Eine Behandlung mit dem Zytostatikum Dacarbazin (Detimedac®, Dacarbazin Lipomed®) geht häufig (bei 1 bis 10 % der Betroffenen) mit folgenden Nebenwirkungen einher:

  • Appetitlosigkeit
  • Übelkeit und Erbrechen
  • Störungen der Blutbildung (Anämie, Leukopenie, Thrombozytopenie) – oft erst zeitlich verzögert nach drei bis vier Wochen

Nebenerscheinungen nicht unterschätzen

Aufgrund der zum Teil sehr stark belastenden und schwerwiegenden Arzneimittelwirkungen wird die Chemotherapie engmaschig von einem Facharzt betreut und kontrolliert, der in der Hautkrebsbehandlung spezialisiert ist. Neben regelmäßigen Blutbildkontrollen ist auch eine individuelle Begleitmedikation erforderlich, um Beschwerden zu lindern.
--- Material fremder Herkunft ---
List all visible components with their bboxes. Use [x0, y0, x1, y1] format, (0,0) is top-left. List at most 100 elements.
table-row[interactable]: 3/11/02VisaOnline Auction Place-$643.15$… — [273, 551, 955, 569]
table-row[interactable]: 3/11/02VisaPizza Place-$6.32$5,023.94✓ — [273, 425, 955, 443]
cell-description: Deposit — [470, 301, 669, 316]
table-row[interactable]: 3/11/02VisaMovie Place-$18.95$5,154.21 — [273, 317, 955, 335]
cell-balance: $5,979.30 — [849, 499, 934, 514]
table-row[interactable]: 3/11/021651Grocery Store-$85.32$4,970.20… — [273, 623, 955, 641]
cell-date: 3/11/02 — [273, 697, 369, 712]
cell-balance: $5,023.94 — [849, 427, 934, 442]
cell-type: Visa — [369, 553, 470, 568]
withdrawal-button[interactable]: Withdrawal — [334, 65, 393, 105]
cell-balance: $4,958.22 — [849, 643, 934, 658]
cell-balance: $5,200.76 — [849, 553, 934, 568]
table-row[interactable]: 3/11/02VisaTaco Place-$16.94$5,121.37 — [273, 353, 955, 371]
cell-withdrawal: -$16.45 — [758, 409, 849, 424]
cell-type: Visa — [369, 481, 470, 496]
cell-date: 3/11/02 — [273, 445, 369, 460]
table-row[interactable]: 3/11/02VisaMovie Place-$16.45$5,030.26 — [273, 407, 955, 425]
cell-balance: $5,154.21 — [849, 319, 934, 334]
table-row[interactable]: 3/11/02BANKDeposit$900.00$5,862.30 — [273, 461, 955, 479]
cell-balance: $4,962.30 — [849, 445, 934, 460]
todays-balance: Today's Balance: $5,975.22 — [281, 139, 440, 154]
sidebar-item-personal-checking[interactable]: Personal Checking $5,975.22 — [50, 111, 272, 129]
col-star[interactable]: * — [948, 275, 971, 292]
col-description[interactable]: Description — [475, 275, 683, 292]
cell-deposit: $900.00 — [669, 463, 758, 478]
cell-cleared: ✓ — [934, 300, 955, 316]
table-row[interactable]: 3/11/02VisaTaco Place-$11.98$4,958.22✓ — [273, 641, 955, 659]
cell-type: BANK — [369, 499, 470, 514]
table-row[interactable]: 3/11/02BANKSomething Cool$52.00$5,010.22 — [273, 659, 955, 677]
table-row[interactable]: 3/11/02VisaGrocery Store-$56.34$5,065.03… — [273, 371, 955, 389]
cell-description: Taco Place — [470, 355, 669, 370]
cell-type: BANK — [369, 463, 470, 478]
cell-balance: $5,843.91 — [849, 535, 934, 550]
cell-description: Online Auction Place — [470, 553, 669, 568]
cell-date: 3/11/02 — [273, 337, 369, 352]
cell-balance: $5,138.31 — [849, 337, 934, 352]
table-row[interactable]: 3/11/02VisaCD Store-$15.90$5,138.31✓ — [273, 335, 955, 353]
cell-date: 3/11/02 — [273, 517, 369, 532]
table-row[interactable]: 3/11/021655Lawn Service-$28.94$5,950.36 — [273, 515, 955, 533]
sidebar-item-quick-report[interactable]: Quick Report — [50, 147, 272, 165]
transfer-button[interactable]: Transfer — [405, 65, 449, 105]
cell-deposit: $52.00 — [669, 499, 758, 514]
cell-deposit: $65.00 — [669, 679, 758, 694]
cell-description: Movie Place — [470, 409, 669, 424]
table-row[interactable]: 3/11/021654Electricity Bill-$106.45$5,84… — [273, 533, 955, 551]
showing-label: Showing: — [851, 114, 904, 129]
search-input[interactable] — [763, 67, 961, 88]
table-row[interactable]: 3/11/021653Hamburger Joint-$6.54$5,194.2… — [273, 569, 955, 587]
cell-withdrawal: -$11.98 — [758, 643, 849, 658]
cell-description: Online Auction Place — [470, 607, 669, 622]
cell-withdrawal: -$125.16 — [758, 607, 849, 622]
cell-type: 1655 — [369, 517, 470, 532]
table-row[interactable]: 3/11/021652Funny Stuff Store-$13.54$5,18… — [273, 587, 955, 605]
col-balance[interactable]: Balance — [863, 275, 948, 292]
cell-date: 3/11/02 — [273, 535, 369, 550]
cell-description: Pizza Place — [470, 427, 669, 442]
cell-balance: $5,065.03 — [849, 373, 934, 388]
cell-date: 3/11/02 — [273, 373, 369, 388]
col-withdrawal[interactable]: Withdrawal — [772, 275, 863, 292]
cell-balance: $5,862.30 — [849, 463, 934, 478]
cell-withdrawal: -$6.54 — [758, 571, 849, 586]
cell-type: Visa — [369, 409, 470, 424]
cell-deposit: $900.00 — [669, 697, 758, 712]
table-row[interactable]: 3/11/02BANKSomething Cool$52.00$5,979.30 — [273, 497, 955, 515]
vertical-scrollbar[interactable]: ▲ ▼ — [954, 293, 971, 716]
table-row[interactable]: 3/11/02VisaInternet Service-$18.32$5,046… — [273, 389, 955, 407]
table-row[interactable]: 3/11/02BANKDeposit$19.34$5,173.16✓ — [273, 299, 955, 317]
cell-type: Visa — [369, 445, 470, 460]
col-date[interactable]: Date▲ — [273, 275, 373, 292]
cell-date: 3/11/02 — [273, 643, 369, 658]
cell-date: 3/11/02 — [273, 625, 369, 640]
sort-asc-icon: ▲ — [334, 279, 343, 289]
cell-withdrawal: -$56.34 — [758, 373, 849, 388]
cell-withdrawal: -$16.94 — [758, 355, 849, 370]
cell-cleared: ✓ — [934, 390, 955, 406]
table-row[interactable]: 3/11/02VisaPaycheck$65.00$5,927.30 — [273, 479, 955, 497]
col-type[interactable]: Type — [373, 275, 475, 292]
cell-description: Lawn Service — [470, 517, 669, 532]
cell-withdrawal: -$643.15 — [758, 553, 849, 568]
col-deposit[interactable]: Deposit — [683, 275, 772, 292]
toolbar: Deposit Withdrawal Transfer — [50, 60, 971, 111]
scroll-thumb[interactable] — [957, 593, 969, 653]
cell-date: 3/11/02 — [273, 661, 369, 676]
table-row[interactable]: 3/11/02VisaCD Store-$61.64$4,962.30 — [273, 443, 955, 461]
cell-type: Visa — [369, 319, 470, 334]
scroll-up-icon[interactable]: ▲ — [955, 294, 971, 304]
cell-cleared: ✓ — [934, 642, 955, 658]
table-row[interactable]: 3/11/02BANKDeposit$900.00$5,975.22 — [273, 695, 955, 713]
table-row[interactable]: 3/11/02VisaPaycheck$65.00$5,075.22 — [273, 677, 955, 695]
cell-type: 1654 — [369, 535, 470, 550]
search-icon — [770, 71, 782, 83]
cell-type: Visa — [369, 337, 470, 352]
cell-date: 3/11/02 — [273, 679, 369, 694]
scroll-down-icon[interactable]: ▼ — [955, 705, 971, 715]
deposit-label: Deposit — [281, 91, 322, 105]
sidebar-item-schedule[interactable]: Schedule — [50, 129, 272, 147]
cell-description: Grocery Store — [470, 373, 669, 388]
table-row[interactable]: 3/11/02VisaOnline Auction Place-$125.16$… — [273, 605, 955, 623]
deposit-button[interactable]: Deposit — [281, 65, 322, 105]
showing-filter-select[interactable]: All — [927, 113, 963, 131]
Heutzutage ist es selbstverständlich, eine Chemotherapie von Anfang an mit entsprechenden Begleitbehandlungen zu kombinieren. Dennoch sind die negativen Arzneimittelwirkungen oft so einschneidend, dass immer noch ein Teil der Therapien reduziert, unterbrochen oder auch abgebrochen werden muss.

Seltenere Beschwerden

Unter der Behandlung mit Dacarbazin kommt es neben den bereits erwähnten häufigen Nebenwirkungen gelegentlich (bei weniger als 1 % der Behandelten) auch zu diesen Beschwerden:

  • grippeähnliche Symptome (Fieber, Schüttelfrost, Kopf- und Gliederschmerzen)
  • Infektionen
  • Haarausfall
  • verschwommenes Sehen

Deutlich seltener treten dagegen Komplikationen wie Seh- und Nervenstörungen, allergische Reaktionen oder schwerwiegende Leber- und Nierenfunktionsstörungen auf.